The team "embodies my core belief that America is strongest when it works with our allies," Biden said in a statement. He said he was confident "they will use their diplomatic experience and skill to restore America's global and moral leadership. America is back."
Among the others joining the Biden team are:
Longtime Biden Senate aide Brian McKeon, to be deputy secretary of state for management.
Former senior diplomats Bonnie Jenkins and Uzra Zeya, to be under secretary of state for arms control and undersecretary of state of democracy and human rights, respectively.
Derek Chollet, a familiar Democratic foreign policy hand, to be State Department counsellor.
Former UN official Salman Ahmed, as director of policy planning.
Suzy George, who was a senior aide to former Secretary of State Madeleine Albright, will be Blinken's chief of staff.

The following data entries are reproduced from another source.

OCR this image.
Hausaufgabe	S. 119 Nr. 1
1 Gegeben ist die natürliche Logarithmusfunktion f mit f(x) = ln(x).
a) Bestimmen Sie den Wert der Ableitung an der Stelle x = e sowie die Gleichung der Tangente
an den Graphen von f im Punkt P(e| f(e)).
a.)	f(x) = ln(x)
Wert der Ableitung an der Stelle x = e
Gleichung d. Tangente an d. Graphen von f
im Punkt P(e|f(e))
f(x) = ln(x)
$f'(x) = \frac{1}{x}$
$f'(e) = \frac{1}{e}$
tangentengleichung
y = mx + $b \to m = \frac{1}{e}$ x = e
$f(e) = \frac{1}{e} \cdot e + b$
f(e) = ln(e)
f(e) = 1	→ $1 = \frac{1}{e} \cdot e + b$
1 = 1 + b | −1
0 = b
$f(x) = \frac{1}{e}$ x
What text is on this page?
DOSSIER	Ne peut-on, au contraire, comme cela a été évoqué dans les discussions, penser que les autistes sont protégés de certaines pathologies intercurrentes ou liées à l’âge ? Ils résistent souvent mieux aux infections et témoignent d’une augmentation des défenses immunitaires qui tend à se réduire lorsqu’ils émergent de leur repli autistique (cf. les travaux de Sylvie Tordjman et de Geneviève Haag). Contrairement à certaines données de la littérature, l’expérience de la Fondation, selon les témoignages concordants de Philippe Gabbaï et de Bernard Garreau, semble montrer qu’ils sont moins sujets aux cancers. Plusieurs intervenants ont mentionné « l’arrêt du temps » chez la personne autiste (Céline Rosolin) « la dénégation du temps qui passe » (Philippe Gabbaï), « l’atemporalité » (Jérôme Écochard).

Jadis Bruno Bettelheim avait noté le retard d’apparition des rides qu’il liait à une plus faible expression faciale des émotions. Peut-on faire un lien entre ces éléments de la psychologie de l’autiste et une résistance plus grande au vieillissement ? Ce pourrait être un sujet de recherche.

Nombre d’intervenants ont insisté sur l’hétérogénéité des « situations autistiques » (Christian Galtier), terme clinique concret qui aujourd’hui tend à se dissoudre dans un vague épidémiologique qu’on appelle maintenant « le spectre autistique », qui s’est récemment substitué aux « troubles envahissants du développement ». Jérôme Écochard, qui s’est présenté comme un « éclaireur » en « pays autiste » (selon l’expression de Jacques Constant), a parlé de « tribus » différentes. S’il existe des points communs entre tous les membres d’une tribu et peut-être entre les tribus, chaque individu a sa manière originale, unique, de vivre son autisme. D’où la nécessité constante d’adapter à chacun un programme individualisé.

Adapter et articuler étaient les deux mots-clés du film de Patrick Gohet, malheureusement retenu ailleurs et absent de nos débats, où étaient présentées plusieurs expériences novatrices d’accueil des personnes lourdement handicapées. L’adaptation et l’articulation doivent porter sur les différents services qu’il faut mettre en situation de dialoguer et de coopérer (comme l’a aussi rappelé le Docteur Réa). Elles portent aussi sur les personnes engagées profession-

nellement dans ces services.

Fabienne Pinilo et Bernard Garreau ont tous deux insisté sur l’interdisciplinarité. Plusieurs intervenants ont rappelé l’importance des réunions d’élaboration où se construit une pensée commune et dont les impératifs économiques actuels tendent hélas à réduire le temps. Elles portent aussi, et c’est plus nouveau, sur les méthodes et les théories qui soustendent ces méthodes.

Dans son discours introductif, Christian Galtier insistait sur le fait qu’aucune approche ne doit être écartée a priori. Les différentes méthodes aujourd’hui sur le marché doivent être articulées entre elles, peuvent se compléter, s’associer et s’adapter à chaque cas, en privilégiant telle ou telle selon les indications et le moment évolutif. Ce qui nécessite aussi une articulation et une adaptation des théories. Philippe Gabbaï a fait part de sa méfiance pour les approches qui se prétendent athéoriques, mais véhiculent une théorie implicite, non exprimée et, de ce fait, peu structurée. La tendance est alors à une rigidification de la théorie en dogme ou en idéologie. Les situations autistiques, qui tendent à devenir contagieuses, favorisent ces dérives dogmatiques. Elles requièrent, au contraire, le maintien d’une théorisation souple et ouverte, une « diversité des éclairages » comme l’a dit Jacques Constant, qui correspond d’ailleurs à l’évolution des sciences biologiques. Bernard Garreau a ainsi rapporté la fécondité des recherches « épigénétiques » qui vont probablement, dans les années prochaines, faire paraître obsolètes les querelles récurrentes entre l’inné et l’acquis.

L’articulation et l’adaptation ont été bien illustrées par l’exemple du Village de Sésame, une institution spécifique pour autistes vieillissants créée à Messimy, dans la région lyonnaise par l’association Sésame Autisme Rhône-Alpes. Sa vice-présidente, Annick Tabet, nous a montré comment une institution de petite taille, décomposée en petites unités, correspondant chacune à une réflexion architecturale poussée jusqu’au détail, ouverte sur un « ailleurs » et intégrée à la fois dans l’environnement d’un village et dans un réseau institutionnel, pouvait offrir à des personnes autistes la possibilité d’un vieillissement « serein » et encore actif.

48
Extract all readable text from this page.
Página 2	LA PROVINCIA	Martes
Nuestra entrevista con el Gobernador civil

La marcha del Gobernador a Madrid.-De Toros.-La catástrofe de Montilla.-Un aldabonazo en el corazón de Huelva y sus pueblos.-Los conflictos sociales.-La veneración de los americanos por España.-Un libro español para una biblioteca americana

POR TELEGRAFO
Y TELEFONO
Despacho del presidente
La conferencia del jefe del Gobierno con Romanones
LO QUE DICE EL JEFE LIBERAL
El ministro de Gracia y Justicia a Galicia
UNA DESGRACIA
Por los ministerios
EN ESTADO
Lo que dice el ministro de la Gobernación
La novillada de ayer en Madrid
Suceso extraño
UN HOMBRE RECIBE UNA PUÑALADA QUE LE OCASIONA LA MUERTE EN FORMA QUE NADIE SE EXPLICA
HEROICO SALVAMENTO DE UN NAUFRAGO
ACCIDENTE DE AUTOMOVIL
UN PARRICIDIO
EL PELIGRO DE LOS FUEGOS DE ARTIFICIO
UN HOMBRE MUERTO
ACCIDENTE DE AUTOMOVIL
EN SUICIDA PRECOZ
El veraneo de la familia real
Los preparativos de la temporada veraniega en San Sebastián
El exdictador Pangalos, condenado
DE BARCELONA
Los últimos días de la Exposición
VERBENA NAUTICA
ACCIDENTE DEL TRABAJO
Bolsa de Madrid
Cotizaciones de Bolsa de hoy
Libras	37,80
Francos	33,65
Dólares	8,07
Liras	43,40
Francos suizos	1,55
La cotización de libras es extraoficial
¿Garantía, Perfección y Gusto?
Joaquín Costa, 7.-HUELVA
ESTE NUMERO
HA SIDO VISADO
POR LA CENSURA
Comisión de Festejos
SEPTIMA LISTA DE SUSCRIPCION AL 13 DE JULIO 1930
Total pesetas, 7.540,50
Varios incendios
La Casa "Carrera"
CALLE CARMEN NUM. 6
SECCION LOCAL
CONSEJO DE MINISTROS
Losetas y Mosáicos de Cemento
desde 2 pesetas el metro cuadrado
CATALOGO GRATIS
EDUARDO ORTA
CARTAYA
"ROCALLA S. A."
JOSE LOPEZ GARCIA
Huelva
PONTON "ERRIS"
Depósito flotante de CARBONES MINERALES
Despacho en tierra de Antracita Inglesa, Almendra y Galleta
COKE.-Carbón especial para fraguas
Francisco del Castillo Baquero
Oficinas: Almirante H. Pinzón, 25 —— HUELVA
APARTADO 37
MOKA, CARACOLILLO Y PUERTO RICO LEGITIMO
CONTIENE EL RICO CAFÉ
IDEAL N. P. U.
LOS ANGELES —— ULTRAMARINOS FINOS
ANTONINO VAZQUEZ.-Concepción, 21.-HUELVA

Ned Price, a former Obama administration National Security Council staffer and career CIA official who resigned in protest in the early days of the Trump administration, will serve as the public face of the department, taking on the role of spokesman.
Jalina Porter, communications director for Rep. Cedric Richmond, D-La., who is leaving Congress to work in the White House, will be Price's deputy.
Price and Porter intend to return to the practice of holding daily State Department press briefings, officials said. Those briefings had been eliminated under the Trump administration.
Jeffrey Prescott, a former national security aide when Biden was vice-president, is Biden's pick to be deputy ambassador to the United Nations, He would serve under UN envoy-designate Linda Thomas-Greenfield.
Five of the 11 are either people of colour or LGBTQ. Although most are not household names, all are advocates of multilateralism and many are familiar in Washington and overseas foreign policy circles. Their selections are a reflection of Biden's intent to turn away from Trump's transactional and often unilateral "America First" approach to international relations.
"These leaders are trusted at home and respected around the world, and their nominations signal that America is back and ready to lead the world, not retreat from it," Biden said in a statement. "They also reflect the idea that we cannot meet this new moment with unchanged thinking or habits, and that we need diverse officials who look like America at the table. They will not only repair but also reimagine American foreign policy and national security for the next generation."
Sherman led the Obama administration's negotiations leading to the 2015 nuclear deal with Iran, from which Trump withdrew, and had engaged in talks over ballistic missiles with North Korea during President Bill Clinton's second term. Nuland served as assistant secretary of state for European Affairs during the Ukraine crisis.
Sherman, McKeon, Nuland, Jenkins and Zeya will require Senate confirmation to their posts while the others will not.